Lion's Mane Butter Chicken

Lion's Mane Butter Chicken


1 lb boneless, skinless chicken thighs, cut into bite-sized pieces
1 cup Lion's Mane mushrooms, sliced
1 large onion, finely chopped
3 cloves garlic, minced
1 tablespoon ginger, grated
1/2 cup tomato puree
1/2 cup plain yogurt
1/4 cup heavy cream
2 tablespoons ghee (clarified butter)
1 teaspoon ground turmeric
1 teaspoon ground coriander
1 teaspoon ground cumin
1 teaspoon paprika
1/2 teaspoon cayenne pepper (adjust to taste for spice level)
Salt and pepper to taste
Fresh cilantro, chopped (for garnish)


In a large skillet, heat ghee over medium heat. Add chopped onions and sauté until golden brown.
Add the garlic and ginger, cooking for an additional 1-2 minutes until fragrant.
Stir in the turmeric, coriander, cumin, paprika, and cayenne pepper. Cook the spices with the onion mixture for 1-2 minutes to release their flavors.
Add the chicken pieces to the skillet and cook until browned on all sides.
Once the chicken is browned, add the sliced Lion's Mane mushrooms and cook for an additional 2-3 minutes until they start to soften.
Pour in the tomato puree and yogurt, stirring well to combine.

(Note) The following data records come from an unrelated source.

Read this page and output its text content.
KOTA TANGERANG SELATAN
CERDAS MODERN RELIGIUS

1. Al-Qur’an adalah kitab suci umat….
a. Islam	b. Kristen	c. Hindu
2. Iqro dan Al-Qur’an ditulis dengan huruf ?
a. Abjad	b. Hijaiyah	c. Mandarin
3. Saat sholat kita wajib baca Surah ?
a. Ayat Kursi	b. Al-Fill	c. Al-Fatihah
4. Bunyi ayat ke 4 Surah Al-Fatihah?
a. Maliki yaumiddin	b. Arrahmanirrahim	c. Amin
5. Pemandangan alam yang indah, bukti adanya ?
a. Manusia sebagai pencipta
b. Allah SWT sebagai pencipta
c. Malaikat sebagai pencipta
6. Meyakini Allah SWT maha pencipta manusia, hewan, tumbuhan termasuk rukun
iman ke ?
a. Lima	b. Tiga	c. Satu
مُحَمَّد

Reduce the heat to low and let it simmer for about 15-20 minutes, allowing the flavors to meld.
Stir in the heavy cream and season with salt and pepper to taste. Simmer for an additional 5 minutes.
Garnish with fresh chopped cilantro before serving.
Serve the Lion's Mane Butter Chicken over rice or with naan bread for a delicious and nutritious meal. The Lion's Mane mushrooms add a unique texture and flavor, making this butter chicken recipe a delightful and health-enhancing twist on a classic dish.